There are situations in life where we develop fairly consistent negative predictions regarding how those situations will turn out, but then we don’t actually honor those predictions.
For instance, suppose you’ve had some corporate jobs, and they’ve never turned out well for you. You never really liked them. They’ve never put you in situations where you’ve deeply enjoyed your work each day and where you’ve felt aligned with the company’s purpose. Suppose that something about these jobs always felt off to you.
And suppose that currently you find yourself unemployed and wanting some income. Does it make sense to apply for another corporate job?
If you repeat this type of experience again, it may yield some income for you, but it will likely hurt your sense of clarity because you’ll be deliberately acting in opposition to the clarity you’ve already developed. You already know this isn’t likely to lead to a positive outcome. You’re already able to predict that the outcome won’t be very good.
So why would you repeat what’s likely to be a predictable mistake? Why would you make a deliberately bad decision like this?
Well… note that you can still do this. People do such things often. But you also have to accept that if you’re willing to do this, it absolutely will hurt your ability to have clarity. How can you possibly hope to have more clarity if you’re failing to act in alignment with the clarity you’ve already achieved?
If you desire clarity, then clarity must become a high value in your life. You have to elevate it to a level of importance and keep it there.
Otherwise if something else is more important to you than clarity, such as having a stable job, you’ll keep going back to the stable job even if it degrades your experience of clarity. Or if you need a relationship more than you need clarity, you may often find yourself in a confusing relationship.
One obvious way to improve your experience of clarity is to stop doing whatever opposes your current best predictions. Stop taking those actions that give you a negative outcome, which you’ll perceive as a negative internal reaction.
This doesn’t mean that you have to avoid every negative situation. Just start avoiding the most predictable ones. Stop taking the actions that you already know aren’t going to lead to positive outcomes with positive internal reactions.
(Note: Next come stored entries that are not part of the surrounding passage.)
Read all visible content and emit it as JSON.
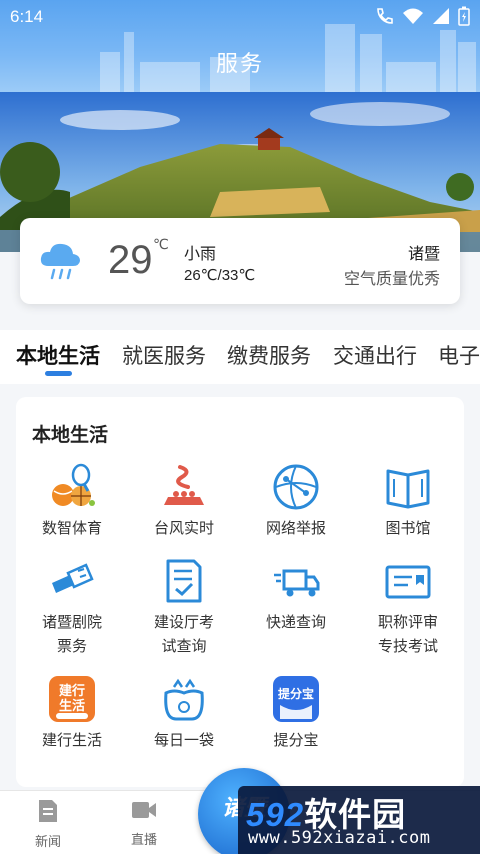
{
  "status_bar": {
    "time": "6:14"
  },
  "header": {
    "title": "服务"
  },
  "weather": {
    "temperature": "29",
    "unit": "℃",
    "condition": "小雨",
    "range": "26℃/33℃",
    "city": "诸暨",
    "air_quality": "空气质量优秀"
  },
  "tabs": [
    "本地生活",
    "就医服务",
    "缴费服务",
    "交通出行",
    "电子"
  ],
  "active_tab": 0,
  "section": {
    "title": "本地生活",
    "services": [
      {
        "label": "数智体育",
        "icon": "sports-balls-icon"
      },
      {
        "label": "台风实时",
        "icon": "typhoon-icon"
      },
      {
        "label": "网络举报",
        "icon": "network-globe-icon"
      },
      {
        "label": "图书馆",
        "icon": "open-book-icon"
      },
      {
        "label": "诸暨剧院票务",
        "icon": "tickets-icon"
      },
      {
        "label": "建设厅考试查询",
        "icon": "exam-document-icon"
      },
      {
        "label": "快递查询",
        "icon": "delivery-truck-icon"
      },
      {
        "label": "职称评审专技考试",
        "icon": "id-card-icon"
      },
      {
        "label": "建行生活",
        "icon": "ccb-life-app-icon"
      },
      {
        "label": "每日一袋",
        "icon": "garbage-bags-icon"
      },
      {
        "label": "提分宝",
        "icon": "tifenbao-app-icon"
      }
    ]
  },
  "bottom_nav": [
    {
      "label": "新闻",
      "icon": "news-document-icon"
    },
    {
      "label": "直播",
      "icon": "video-camera-icon"
    }
  ],
  "center_badge": {
    "text": "诸暨"
  },
  "watermark": {
    "brand_num": "592",
    "brand_cn": "软件园",
    "url": "www.592xiazai.com"
  },
  "colors": {
    "header": "#5aa4f0",
    "accent": "#2d7fe0",
    "icon_orange": "#f08a24",
    "icon_blue": "#2b8ad8"
  }
}
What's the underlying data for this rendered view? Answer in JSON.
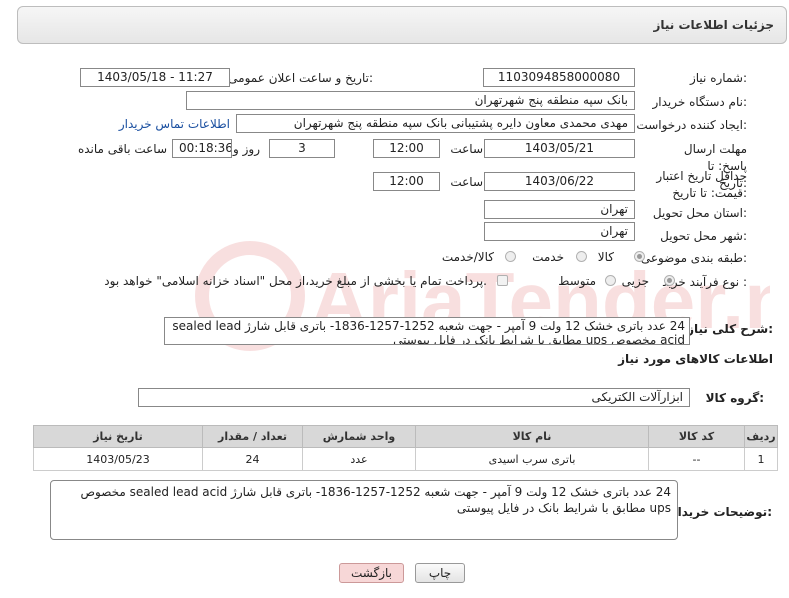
{
  "header": {
    "title": "جزئیات اطلاعات نیاز"
  },
  "fields": {
    "need_number_label": "شماره نیاز:",
    "need_number": "1103094858000080",
    "announce_label": "تاریخ و ساعت اعلان عمومی:",
    "announce_value": "1403/05/18 - 11:27",
    "buyer_org_label": "نام دستگاه خریدار:",
    "buyer_org": "بانک سپه منطقه پنج شهرتهران",
    "creator_label": "ایجاد کننده درخواست:",
    "creator": "مهدی محمدی معاون دایره پشتیبانی بانک سپه منطقه پنج شهرتهران",
    "contact_link": "اطلاعات تماس خریدار",
    "deadline_label": "مهلت ارسال پاسخ: تا تاریخ:",
    "deadline_date": "1403/05/21",
    "time_label": "ساعت",
    "deadline_time": "12:00",
    "days_value": "3",
    "days_label": "روز و",
    "remaining_time": "00:18:36",
    "remaining_label": "ساعت باقی مانده",
    "validity_label": "حداقل تاریخ اعتبار قیمت: تا تاریخ:",
    "validity_date": "1403/06/22",
    "validity_time": "12:00",
    "province_label": "استان محل تحویل:",
    "province": "تهران",
    "city_label": "شهر محل تحویل:",
    "city": "تهران",
    "category_label": "طبقه بندی موضوعی:",
    "category_options": [
      "کالا",
      "خدمت",
      "کالا/خدمت"
    ],
    "process_label": "نوع فرآیند خرید :",
    "process_options": [
      "جزیی",
      "متوسط"
    ],
    "payment_note": "پرداخت تمام یا بخشی از مبلغ خرید،از محل \"اسناد خزانه اسلامی\" خواهد بود."
  },
  "description": {
    "label": "شرح کلی نیاز:",
    "text": "24 عدد باتری خشک 12 ولت 9 آمپر - جهت شعبه 1252-1257-1836- باتری قابل شارژ sealed lead acid مخصوص ups مطابق با شرایط بانک در فایل پیوستی"
  },
  "goods_section": {
    "header": "اطلاعات کالاهای مورد نیاز",
    "group_label": "گروه کالا:",
    "group_value": "ابزارآلات الکتریکی"
  },
  "table": {
    "headers": [
      "ردیف",
      "کد کالا",
      "نام کالا",
      "واحد شمارش",
      "تعداد / مقدار",
      "تاریخ نیاز"
    ],
    "rows": [
      [
        "1",
        "--",
        "باتری سرب اسیدی",
        "عدد",
        "24",
        "1403/05/23"
      ]
    ]
  },
  "buyer_notes": {
    "label": "توضیحات خریدار:",
    "text": "24 عدد باتری خشک 12 ولت 9 آمپر - جهت شعبه 1252-1257-1836- باتری قابل شارژ sealed lead acid مخصوص ups مطابق با شرایط بانک در فایل پیوستی"
  },
  "buttons": {
    "print": "چاپ",
    "back": "بازگشت"
  },
  "watermark": {
    "text": "AriaTender.net"
  },
  "colors": {
    "link": "#1a4fa0",
    "back_button_bg": "#f7d7d7",
    "header_bg": "#e6e6e6"
  }
}
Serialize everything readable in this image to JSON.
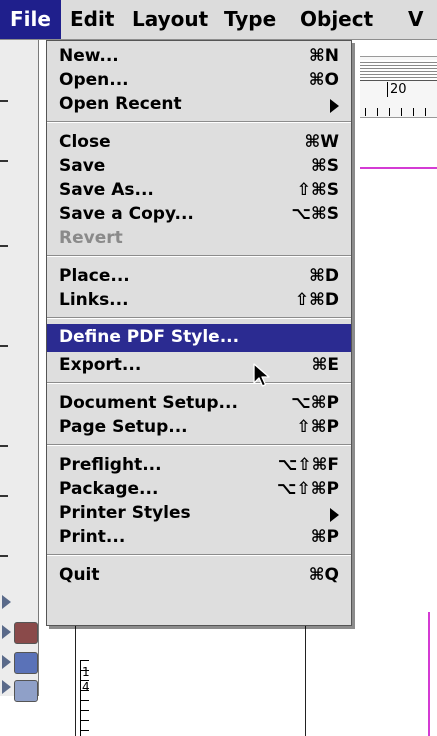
{
  "menubar": {
    "items": [
      {
        "label": "File"
      },
      {
        "label": "Edit"
      },
      {
        "label": "Layout"
      },
      {
        "label": "Type"
      },
      {
        "label": "Object"
      },
      {
        "label": "V"
      }
    ]
  },
  "document": {
    "ruler_label": "20",
    "vertical_ruler_labels": [
      "1",
      "4"
    ],
    "guide_color": "#d43bd4"
  },
  "file_menu": {
    "highlight_color": "#2b2b91",
    "items": [
      {
        "label": "New...",
        "shortcut": "⌘N"
      },
      {
        "label": "Open...",
        "shortcut": "⌘O"
      },
      {
        "label": "Open Recent",
        "shortcut": "",
        "submenu": true
      },
      {
        "label": "Close",
        "shortcut": "⌘W"
      },
      {
        "label": "Save",
        "shortcut": "⌘S"
      },
      {
        "label": "Save As...",
        "shortcut": "⇧⌘S"
      },
      {
        "label": "Save a Copy...",
        "shortcut": "⌥⌘S"
      },
      {
        "label": "Revert",
        "shortcut": "",
        "disabled": true
      },
      {
        "label": "Place...",
        "shortcut": "⌘D"
      },
      {
        "label": "Links...",
        "shortcut": "⇧⌘D"
      },
      {
        "label": "Define PDF Style...",
        "shortcut": "",
        "highlighted": true
      },
      {
        "label": "Export...",
        "shortcut": "⌘E"
      },
      {
        "label": "Document Setup...",
        "shortcut": "⌥⌘P"
      },
      {
        "label": "Page Setup...",
        "shortcut": "⇧⌘P"
      },
      {
        "label": "Preflight...",
        "shortcut": "⌥⇧⌘F"
      },
      {
        "label": "Package...",
        "shortcut": "⌥⇧⌘P"
      },
      {
        "label": "Printer Styles",
        "shortcut": "",
        "submenu": true
      },
      {
        "label": "Print...",
        "shortcut": "⌘P"
      },
      {
        "label": "Quit",
        "shortcut": "⌘Q"
      }
    ]
  }
}
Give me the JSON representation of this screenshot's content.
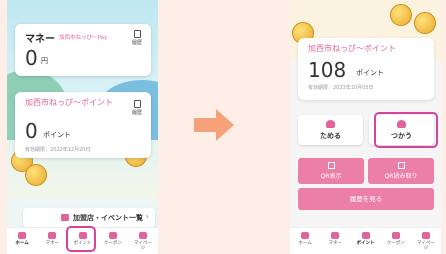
{
  "left": {
    "money_card": {
      "title": "マネー",
      "subtitle": "加西市ねっぴ〜Pay",
      "amount": "0",
      "unit": "円",
      "history": "履歴"
    },
    "point_card": {
      "title": "加西市ねっぴ〜ポイント",
      "amount": "0",
      "unit": "ポイント",
      "expiry": "有効期限：2022年12月20日",
      "history": "履歴"
    },
    "store_bar": {
      "label": "加盟店・イベント一覧"
    },
    "nav": [
      {
        "label": "ホーム",
        "icon": "home-icon"
      },
      {
        "label": "マネー",
        "icon": "wallet-icon"
      },
      {
        "label": "ポイント",
        "icon": "points-icon"
      },
      {
        "label": "クーポン",
        "icon": "ticket-icon"
      },
      {
        "label": "マイペー\nジ",
        "icon": "person-icon"
      }
    ]
  },
  "right": {
    "point_card": {
      "title": "加西市ねっぴ〜ポイント",
      "amount": "108",
      "unit": "ポイント",
      "expiry": "有効期限：2023年10月03日"
    },
    "actions": [
      {
        "label": "ためる",
        "icon": "piggy-bank-icon"
      },
      {
        "label": "つかう",
        "icon": "hand-coin-icon"
      }
    ],
    "qr_buttons": [
      {
        "label": "QR表示",
        "icon": "qr-icon"
      },
      {
        "label": "QR読み取り",
        "icon": "qr-scan-icon"
      }
    ],
    "history_button": "履歴を見る",
    "nav": [
      {
        "label": "ホーム",
        "icon": "home-icon"
      },
      {
        "label": "マネー",
        "icon": "wallet-icon"
      },
      {
        "label": "ポイント",
        "icon": "points-icon"
      },
      {
        "label": "クーポン",
        "icon": "ticket-icon"
      },
      {
        "label": "マイペー\nジ",
        "icon": "person-icon"
      }
    ]
  },
  "colors": {
    "pink": "#e0649b",
    "highlight": "#d6449b",
    "arrow": "#f5a27a"
  }
}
The sheer obviousness of this stares us right in the face, doesn’t it?
How can you expect to discover foods you like if you always keep eating foods you already know you don’t like? It’s never going to happen. You’ll never get clarity about the foods you love if you’re wasting time eating what you don’t like. The way out of this trap is to stop eating the foods you don’t like. Reject them soundly. Honor your best predictions.
What would happen to a kid who adamantly refused to eat certain foods that she didn’t like? Eventually the parents would get a clue and would stop offering her those unwanted foods. And then she’d have a much better chance of being offered foods that she actually liked. This isn’t particularly complicated, right? Just say no to what you don’t want, and you’ll have a better chance of getting what you do want.
But what if this same child doesn’t object. Or what if she only puts up some token resistance and then eventually caves in and grudgingly accepts the unwanted food? Well… most likely the parents will keep offering her that same food in the future, right? If they learn that she tolerates it, then she’ll be given more of what she tolerates.
Moreover, if the parents keep giving her tolerable but still mostly undesirable meals, then what chance will she have of discovering more desirable foods? Very little, unless some outside force disturbs the situation.
Are you succumbing to this pattern in any areas of your life?
Are you tolerating a job that you don’t really like?
Are you tolerating a relationship that isn’t what you actually want?
Are you tolerating living in a city that you don’t like living in?
If you’re doing anything along those lines, then here’s a big dose of clarity for you. As long as you’re willing to keep doing those things – as long as you’re willing to tolerate these situations – you’ll make it essentially impossible to improve your sense of clarity. You’re absolutely going to stay confused, and you’re very likely to keep experiencing what you don’t want.
That’s pretty much a given, isn’t it? How are you supposed to map out what you want while you’re still tolerating what you don’t want? Those paths are incompatible.
Is it absolutely guaranteed that if you leave such situations, you’ll find something better? Not quite. But it’s highly likely, especially if you haven’t explored much of the possibility space yet. If there’s an expansive space you haven’t explored yet, you have a good chance of finding something much better than the merely tolerable.
That said, you may have to explore a bit to find it. But isn’t it better to explore and have real hope of finding something better than not to explore and cling to irrational false hope?
The lesson here is both simple and unpopular. When you’ve figured out what you don’t want, stop doing it. Stop doing what’s similar to it as well. Say no loudly and proudly. You needn’t explain yourself. You needn’t apologize for your lack of interest. Just let your no be a no. This is critical if you ever hope to discover your bigger yes.